The haemorrhages in both eyes did not resolve and, therefore, 50 days after the first examination, laser photocoagulation was performed. Six months after the laser application, the haemorrhages had absorbed bilaterally. Best corrected VA was 20/60 in the left eye and 20/70 in the right eye.

Subretinal, intraretinal and vitreous haemorrhages are well known complications of macroaneurysms. However, simultaneous bilateral visual loss due to the rupture of macroaneurysms has not been previously reported. Conditions that can cause subretinal, intraretinal and preretinal haemorrhage apart from macroaneurysms are mainly exudative age-related macular degeneration (choroidal neovascularization; CNV) and idiopathic polypoidal choroidal vasculopathy. In such cases, where there is blood obscuring the underlying pathology, ICG angiography can help in the diagnosis. Indocyanine green angiography, in our case, did not show the characteristic polypoidal network of the choroidal vessels or the typical picture of CNV. The fact that the hyperfluorescent spot was located along the course of the retinal arterioles in both eyes confirmed our impression that it was a case of ruptured macroaneurysm. The retinal bleeding in our patient was probably caused by Valsava manoeuvre as strenuous effort had preceded the visual deterioration. The patient underwent laser treatment. Laser coagulation is indicated when the haemorrhage persists and spontaneous sealing of the arterial wall of the macroaneurysm does not occur (Bloom & Brucker 1977; Psinakis et al. 1989).
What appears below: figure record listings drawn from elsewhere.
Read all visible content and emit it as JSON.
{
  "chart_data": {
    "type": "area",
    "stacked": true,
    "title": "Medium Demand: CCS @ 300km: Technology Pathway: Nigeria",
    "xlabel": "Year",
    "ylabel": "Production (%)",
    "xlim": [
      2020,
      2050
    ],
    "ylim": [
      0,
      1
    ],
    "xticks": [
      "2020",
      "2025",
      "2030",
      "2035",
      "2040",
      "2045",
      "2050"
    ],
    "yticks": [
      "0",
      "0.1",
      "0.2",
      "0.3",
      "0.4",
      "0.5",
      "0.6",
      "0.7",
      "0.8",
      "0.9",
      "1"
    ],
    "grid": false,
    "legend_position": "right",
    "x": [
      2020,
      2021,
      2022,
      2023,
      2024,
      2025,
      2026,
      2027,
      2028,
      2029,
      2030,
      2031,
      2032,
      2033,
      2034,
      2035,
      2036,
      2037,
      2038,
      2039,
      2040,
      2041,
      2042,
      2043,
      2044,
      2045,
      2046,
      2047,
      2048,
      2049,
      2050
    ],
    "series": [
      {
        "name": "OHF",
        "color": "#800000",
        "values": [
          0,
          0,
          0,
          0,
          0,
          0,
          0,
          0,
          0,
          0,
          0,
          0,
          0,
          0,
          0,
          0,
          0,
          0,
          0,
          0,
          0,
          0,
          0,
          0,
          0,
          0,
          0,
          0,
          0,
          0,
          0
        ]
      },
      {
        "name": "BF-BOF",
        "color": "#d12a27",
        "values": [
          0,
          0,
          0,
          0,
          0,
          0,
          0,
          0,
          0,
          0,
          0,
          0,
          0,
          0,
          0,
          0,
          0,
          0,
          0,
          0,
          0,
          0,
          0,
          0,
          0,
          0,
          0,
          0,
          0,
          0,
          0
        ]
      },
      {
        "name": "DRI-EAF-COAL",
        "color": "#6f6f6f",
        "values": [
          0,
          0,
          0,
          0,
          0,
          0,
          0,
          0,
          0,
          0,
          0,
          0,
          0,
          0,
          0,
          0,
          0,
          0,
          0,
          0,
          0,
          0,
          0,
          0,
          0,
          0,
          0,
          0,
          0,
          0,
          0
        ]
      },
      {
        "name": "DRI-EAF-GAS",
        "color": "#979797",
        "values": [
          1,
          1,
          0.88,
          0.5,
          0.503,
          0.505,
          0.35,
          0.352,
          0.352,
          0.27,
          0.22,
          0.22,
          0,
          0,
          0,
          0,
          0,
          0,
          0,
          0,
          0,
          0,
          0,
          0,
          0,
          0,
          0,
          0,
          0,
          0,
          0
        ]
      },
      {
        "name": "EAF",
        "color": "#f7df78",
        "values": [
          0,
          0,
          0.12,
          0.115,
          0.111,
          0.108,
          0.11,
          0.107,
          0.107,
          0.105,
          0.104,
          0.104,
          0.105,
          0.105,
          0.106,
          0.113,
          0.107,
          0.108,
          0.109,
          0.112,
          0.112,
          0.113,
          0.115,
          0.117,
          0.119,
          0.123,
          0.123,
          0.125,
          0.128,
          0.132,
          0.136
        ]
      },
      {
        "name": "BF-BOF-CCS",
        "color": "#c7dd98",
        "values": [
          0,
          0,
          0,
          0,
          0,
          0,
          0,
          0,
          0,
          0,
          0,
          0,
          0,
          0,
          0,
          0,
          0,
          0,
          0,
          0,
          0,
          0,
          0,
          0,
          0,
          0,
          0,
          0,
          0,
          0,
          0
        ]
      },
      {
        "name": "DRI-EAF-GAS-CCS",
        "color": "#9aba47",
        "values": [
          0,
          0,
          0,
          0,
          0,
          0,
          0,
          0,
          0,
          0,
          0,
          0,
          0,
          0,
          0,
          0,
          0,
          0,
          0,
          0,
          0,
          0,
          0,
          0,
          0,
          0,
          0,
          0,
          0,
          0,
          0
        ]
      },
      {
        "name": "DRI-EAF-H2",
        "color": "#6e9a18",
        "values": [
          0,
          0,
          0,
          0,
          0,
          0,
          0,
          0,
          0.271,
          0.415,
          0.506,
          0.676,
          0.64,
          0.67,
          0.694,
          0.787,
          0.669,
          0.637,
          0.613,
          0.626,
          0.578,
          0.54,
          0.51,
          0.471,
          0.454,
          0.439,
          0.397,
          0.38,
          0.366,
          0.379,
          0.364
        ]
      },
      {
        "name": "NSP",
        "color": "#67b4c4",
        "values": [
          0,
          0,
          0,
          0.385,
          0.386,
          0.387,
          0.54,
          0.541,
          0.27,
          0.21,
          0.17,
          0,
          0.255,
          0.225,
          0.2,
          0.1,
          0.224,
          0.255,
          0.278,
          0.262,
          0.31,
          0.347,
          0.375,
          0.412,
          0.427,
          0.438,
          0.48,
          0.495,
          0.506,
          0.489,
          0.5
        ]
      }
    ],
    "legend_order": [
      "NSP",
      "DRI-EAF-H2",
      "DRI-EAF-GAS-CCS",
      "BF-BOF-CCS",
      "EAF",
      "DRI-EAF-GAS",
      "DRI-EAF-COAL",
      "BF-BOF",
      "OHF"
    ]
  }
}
In conclusion, we present a hypertensive patient who suffered simultaneous, bilateral, central visual loss caused by the rupture of retinal arterial macroaneurysms after strenuous physical effort. It would be helpful to both physicians and ophthalmologists who treat hypertensive patients to bear in mind that rupture of pre-existing retinal arterial macroaneurysms in both eyes should be considered a possible cause of sudden, simultaneous, bilateral visual deterioration or loss.